Several people suggested rsnapshot, BackupPC, areca-backup, and rsync. Thank you for all your suggestions, you have been a tremendous help. I have decided to give rsnapshot a try since it was suggested to me that it would actually do what is supposed to do for Windows clients, too (which was initially my perceived show stopper for rsnapshot).
Still, when getting to the implementation, I was a little disappointed by the very permissive access that needs to be provided on the client machines, since the backup is initiated from the backup server. Even the so called more secure suggested solutions seem way too permissive for my taste, since losing the control over the backup system means basically giving total access to the data from all client machines, which is quite a big problem in my opinion.

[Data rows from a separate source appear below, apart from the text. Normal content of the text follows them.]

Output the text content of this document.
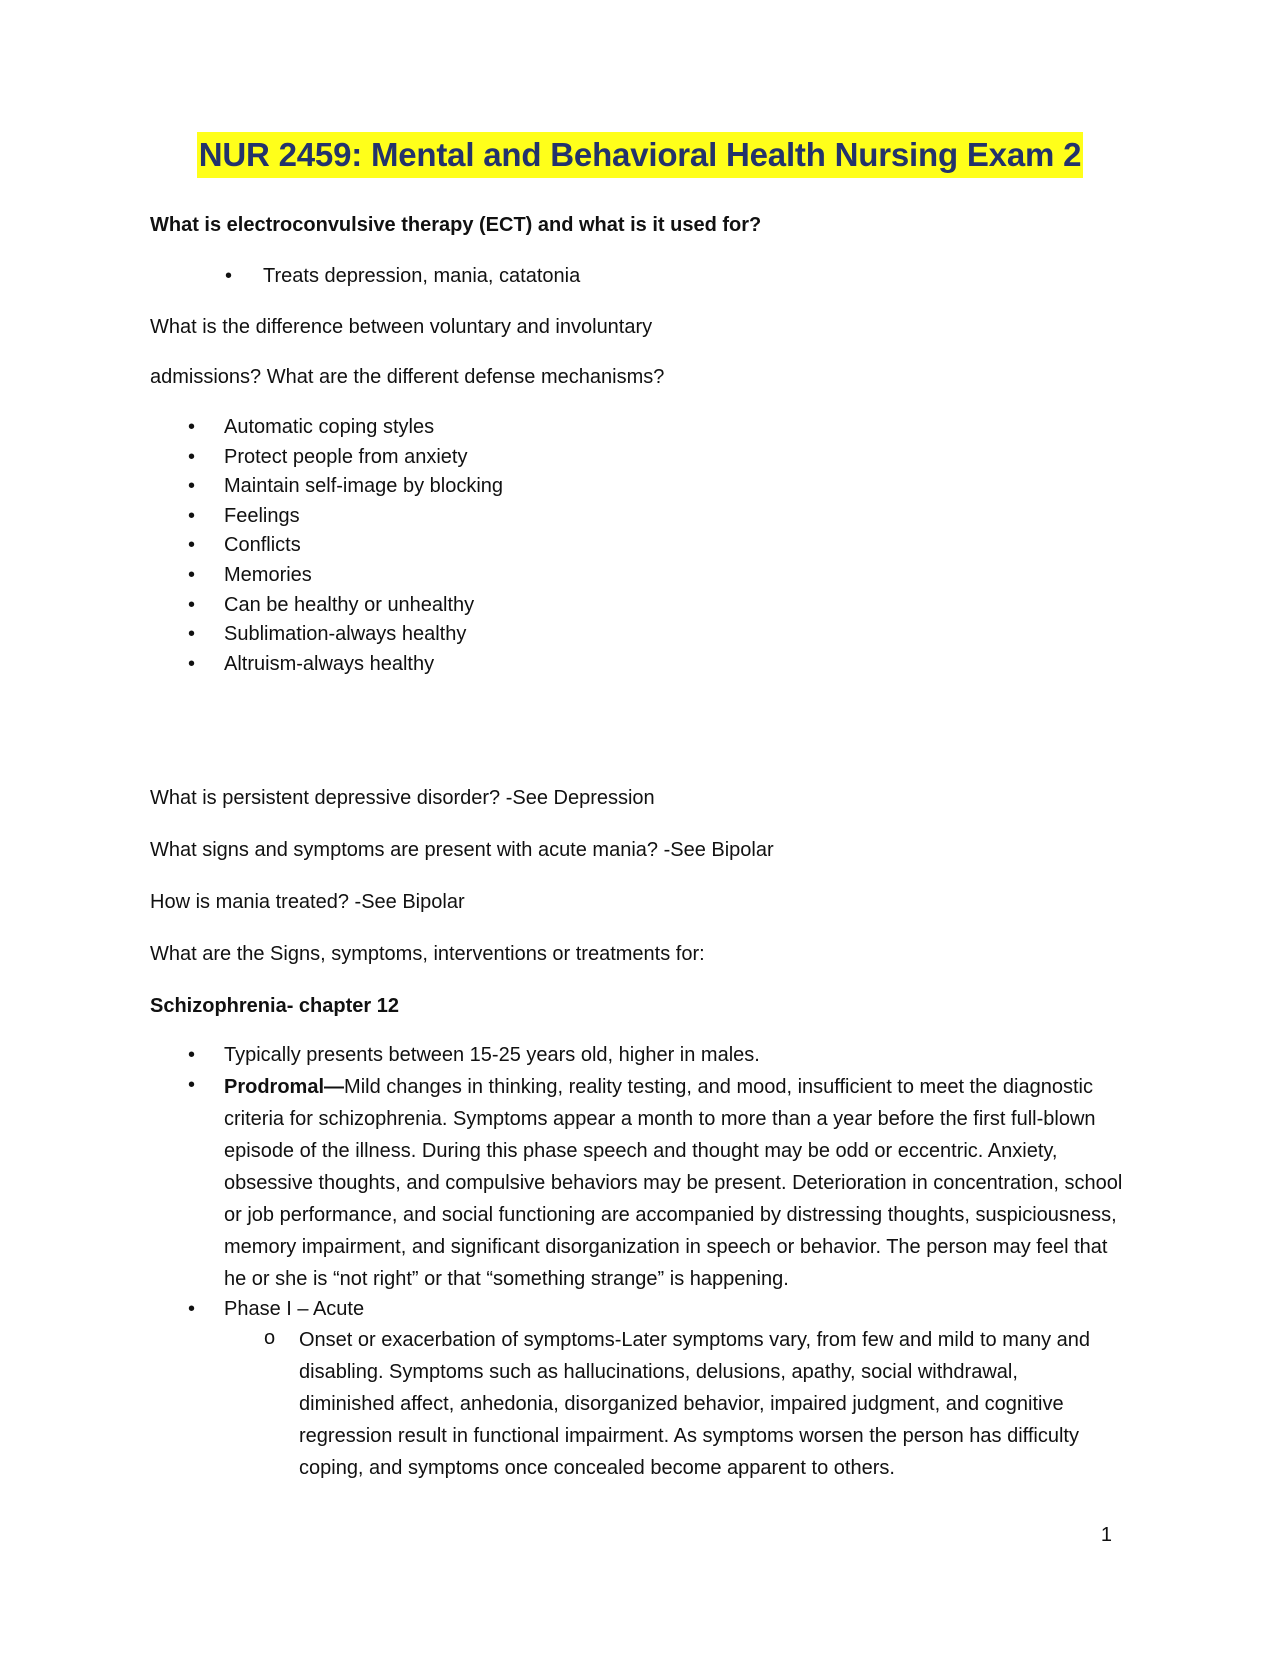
NUR 2459: Mental and Behavioral Health Nursing Exam 2
What is electroconvulsive therapy (ECT) and what is it used for?
• Treats depression, mania, catatonia
What is the difference between voluntary and involuntary
admissions? What are the different defense mechanisms?
• Automatic coping styles
• Protect people from anxiety
• Maintain self-image by blocking
• Feelings
• Conflicts
• Memories
• Can be healthy or unhealthy
• Sublimation-always healthy
• Altruism-always healthy
What is persistent depressive disorder? -See Depression
What signs and symptoms are present with acute mania? -See Bipolar
How is mania treated? -See Bipolar
What are the Signs, symptoms, interventions or treatments for:
Schizophrenia- chapter 12
• Typically presents between 15-25 years old, higher in males.
• Prodromal—Mild changes in thinking, reality testing, and mood, insufficient to meet the diagnostic criteria for schizophrenia. Symptoms appear a month to more than a year before the first full-blown episode of the illness. During this phase speech and thought may be odd or eccentric. Anxiety, obsessive thoughts, and compulsive behaviors may be present. Deterioration in concentration, school or job performance, and social functioning are accompanied by distressing thoughts, suspiciousness, memory impairment, and significant disorganization in speech or behavior. The person may feel that he or she is “not right” or that “something strange” is happening.
• Phase I – Acute
o Onset or exacerbation of symptoms-Later symptoms vary, from few and mild to many and disabling. Symptoms such as hallucinations, delusions, apathy, social withdrawal, diminished affect, anhedonia, disorganized behavior, impaired judgment, and cognitive regression result in functional impairment. As symptoms worsen the person has difficulty coping, and symptoms once concealed become apparent to others.
1
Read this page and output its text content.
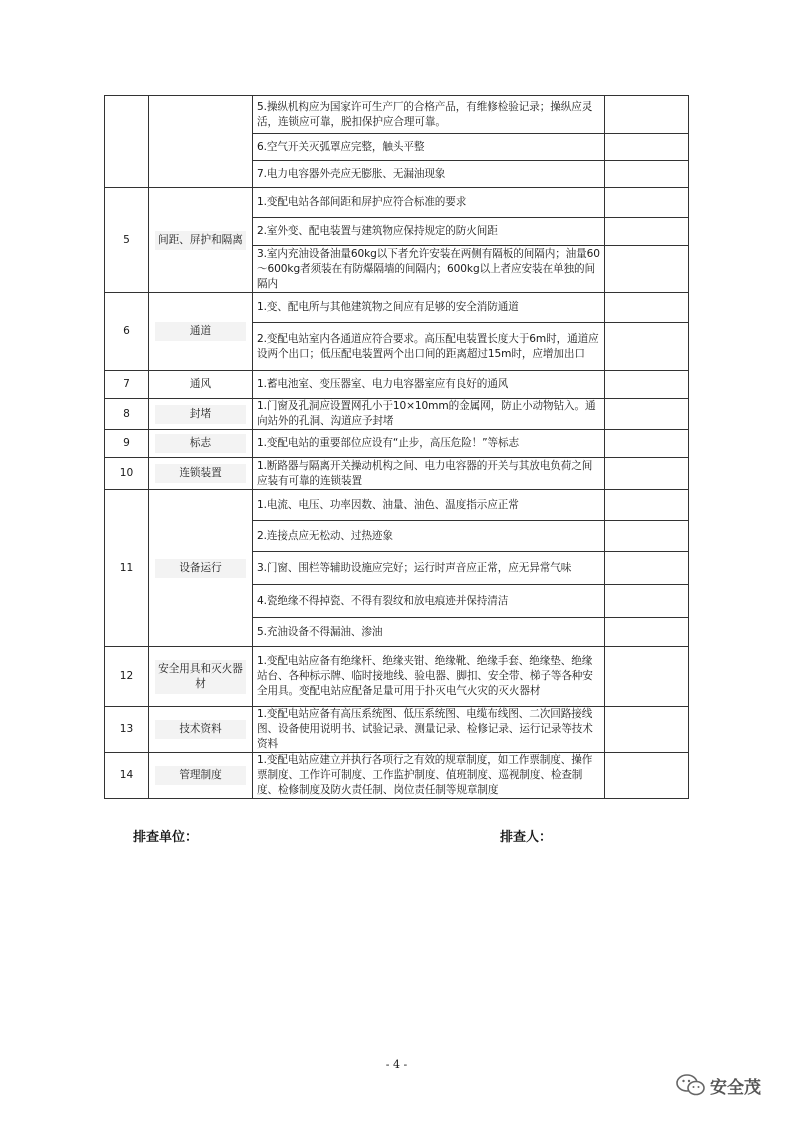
		5.操纵机构应为国家许可生产厂的合格产品，有维修检验记录；操纵应灵活，连锁应可靠，脱扣保护应合理可靠。	
		6.空气开关灭弧罩应完整，触头平整	
		7.电力电容器外壳应无膨胀、无漏油现象	
5	间距、屏护和隔离	1.变配电站各部间距和屏护应符合标准的要求	
		2.室外变、配电装置与建筑物应保持规定的防火间距	
		3.室内充油设备油量60kg以下者允许安装在两侧有隔板的间隔内；油量60～600kg者须装在有防爆隔墙的间隔内；600kg以上者应安装在单独的间隔内	
6	通道	1.变、配电所与其他建筑物之间应有足够的安全消防通道	
		2.变配电站室内各通道应符合要求。高压配电装置长度大于6m时，通道应设两个出口；低压配电装置两个出口间的距离超过15m时，应增加出口	
7	通风	1.蓄电池室、变压器室、电力电容器室应有良好的通风	
8	封堵	1.门窗及孔洞应设置网孔小于10×10mm的金属网，防止小动物钻入。通向站外的孔洞、沟道应予封堵	
9	标志	1.变配电站的重要部位应设有“止步，高压危险！”等标志	
10	连锁装置	1.断路器与隔离开关操动机构之间、电力电容器的开关与其放电负荷之间应装有可靠的连锁装置	
11	设备运行	1.电流、电压、功率因数、油量、油色、温度指示应正常	
		2.连接点应无松动、过热迹象	
		3.门窗、围栏等辅助设施应完好；运行时声音应正常，应无异常气味	
		4.瓷绝缘不得掉瓷、不得有裂纹和放电痕迹并保持清洁	
		5.充油设备不得漏油、渗油	
12	安全用具和灭火器材	1.变配电站应备有绝缘杆、绝缘夹钳、绝缘靴、绝缘手套、绝缘垫、绝缘站台、各种标示牌、临时接地线、验电器、脚扣、安全带、梯子等各种安全用具。变配电站应配备足量可用于扑灭电气火灾的灭火器材	
13	技术资料	1.变配电站应备有高压系统图、低压系统图、电缆布线图、二次回路接线图、设备使用说明书、试验记录、测量记录、检修记录、运行记录等技术资料	
14	管理制度	1.变配电站应建立并执行各项行之有效的规章制度，如工作票制度、操作票制度、工作许可制度、工作监护制度、值班制度、巡视制度、检查制度、检修制度及防火责任制、岗位责任制等规章制度	
排查单位：	排查人：
- 4 -
安全茂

The data-transfer mechanism employed by rsnapshot is simply
- S ==(connects and reads all data)==> C
- S stores data in the final storage area
What I would consider a better alternative would be a server-initiated dialogue which goes a little like this (S is server, C is client, '=' represent connections via ssh):
- S ---(requests backup initiation procedure)---> C
- S waits for a defined period of time that C connects back to send (already encrypted) data; if it doesn't arrive, it aborts
- S <===(sends encrypted data to be backed up)=== C
- S <-(signals the completion of data transfer)-- C
- S stores the data in the final storage area
On the other hand, the client information is secure since it can be encrypted directly on the client machine and sent only after encryption, the client machine can decide and control what it sends, while the backup server can only store what the client provides. Also, if the server is compromised, the clients' data and system aren't compromised at all, since the data is on the backup machine, but is encrypted with a key only known on the client (and a backup copy of it can be stored somewhere safe).
I am aware this approach can be problematic for permission (user/group preservation), but it doesn't happen if there is a local <-> remote user mapping or simply the numeric IDs are kept.->
I am also aware this means smarter clients and might mean the Windows machine might not be able to implement this completely, but a little more security than "here is all my data" can still be achieved, can't it?
What do other people think? Am I insane or paranoid?
I think I can implement this type of protocol in some scripts (at least one for server and one for clients) and use the backup_script feature of rsnapshot to keep this clean and nice within rsnapshot.
What might prove problematic with this approach is that rsync spedup is lost (might be?) because the copy is done to a temporary directory which, I assume, is empty, so tough luck. Another problem seems to be that every time the backup is done, the client has to encrypt each of the files to backup, which seems to be a real performance penalty, especially if the data to be backed up is quite large.
Is there an encryption layer that does this automatically at file level in the same/similar manner that LUKS does for entire block devices? Having the right file names, but with scrambled/encrypted contents seems to be the ideal solution from this PoV.
Thanks for reading and possible suggestions you might point me to.
P.S.: I just thought of this, if there was an encryption layer implemented with fuse which is mounted in some directory on the client machine, the default rsnapshot mechanism could actually work, and this would mitigate the data accessibility issue and the performance issue since that file system could be contained within a chroot and the encryption/scrambling would be done transparently on the client, so no data is plainly accessible. Does anybody know such a FUSE implementation that does on-the-fly file encryption?
P.P.S.: EncFS does exactly what I want with its --reverse option which is exactly designed for this purpose:
Normally EncFS provides a plaintext view of data on demand. Normally it stores enciphered data and displays plaintext data. With --reverse it takes as source plaintext data and produces enciphered data on-demand. This can be useful for creating remote encrypted backups, where you do not wish to keep the local files unencrypted.Great!